Even local businesses are paying for it. Studies show that paid sick days actually boost the bottom line. Gov. Christie may bemoan the costs for companies that provide paid sick days, but the reality of New York City, Seattle, Connecticut and many other cities and states around the country disprove his Chicken Little stories. A recent Rutgers University study of Jersey City’s paid sick days law—right across from downtown Manhattan—found that nearly half of the employers who changed their policies to comply with the law reported tangible benefits, such as less turnover and more workplace productivity.

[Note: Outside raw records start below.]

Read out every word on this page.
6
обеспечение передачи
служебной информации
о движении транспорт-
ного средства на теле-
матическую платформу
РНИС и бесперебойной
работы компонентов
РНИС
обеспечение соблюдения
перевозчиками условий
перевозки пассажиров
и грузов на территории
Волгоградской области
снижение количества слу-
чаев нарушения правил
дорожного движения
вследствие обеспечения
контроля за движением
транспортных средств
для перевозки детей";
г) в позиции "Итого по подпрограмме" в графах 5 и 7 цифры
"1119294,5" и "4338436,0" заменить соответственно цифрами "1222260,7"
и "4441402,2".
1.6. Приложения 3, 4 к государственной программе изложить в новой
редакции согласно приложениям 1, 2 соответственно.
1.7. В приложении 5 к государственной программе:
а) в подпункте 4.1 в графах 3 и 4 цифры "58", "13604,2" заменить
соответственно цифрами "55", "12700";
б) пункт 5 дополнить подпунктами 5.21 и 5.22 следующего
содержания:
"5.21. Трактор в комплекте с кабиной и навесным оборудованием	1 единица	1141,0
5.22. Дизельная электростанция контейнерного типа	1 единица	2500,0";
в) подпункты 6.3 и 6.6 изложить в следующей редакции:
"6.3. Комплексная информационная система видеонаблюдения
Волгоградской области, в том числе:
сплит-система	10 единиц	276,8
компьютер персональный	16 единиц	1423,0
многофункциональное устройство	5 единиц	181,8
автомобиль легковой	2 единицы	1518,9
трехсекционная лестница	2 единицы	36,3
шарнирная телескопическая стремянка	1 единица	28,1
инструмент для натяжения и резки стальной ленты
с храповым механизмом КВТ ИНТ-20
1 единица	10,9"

Employees coming to work sick take longer to get well. Moreover, they spread their germs in the workplace. These setbacks reduce productivity by as much as 28 percent, according to the Economic Policy Institute. The American Productivity Audit found that people coming to work sick or injured costs U.S. employers $150 billion a year, more than the cost of absenteeism. Businesses providing paid sick days also experience less turnover, which allows them to save on recruitment advertising, interviewing and training new hires.

Most importantly, to answer Gov. Christie’s caustic question about who is paying for it, it’s everyday working families that pay the price when they can’t earn paid sick days. For a low-income family, going four days without wages means losing a month’s worth of groceries. Every cold becomes a potential crisis that could start an economic tailspin.

Gov. Christie’s own constituents understand that everybody benefits when workers can earn paid sick days. That’s why nine New Jersey municipalities have preempted his likely veto of a statewide paid sick days law and enacted local ordinances. Polling shows Gov. Christie on the wrong side of 83 percent of New Jerseysans on earned sick days.

Falling ill shouldn’t mean getting fired, no matter what side of the Hudson you live on. Gov. Christie should cut back on the campaign trips in a grab for presidential primary cash, and instead focus on the working families of New Jersey who deserve to have their voices heard. If we can make paid sick days a reality here in New York City, there is no good reason our neighbors a mile away don’t deserve the same right.

Corey Johnson is a member of the New York City Council.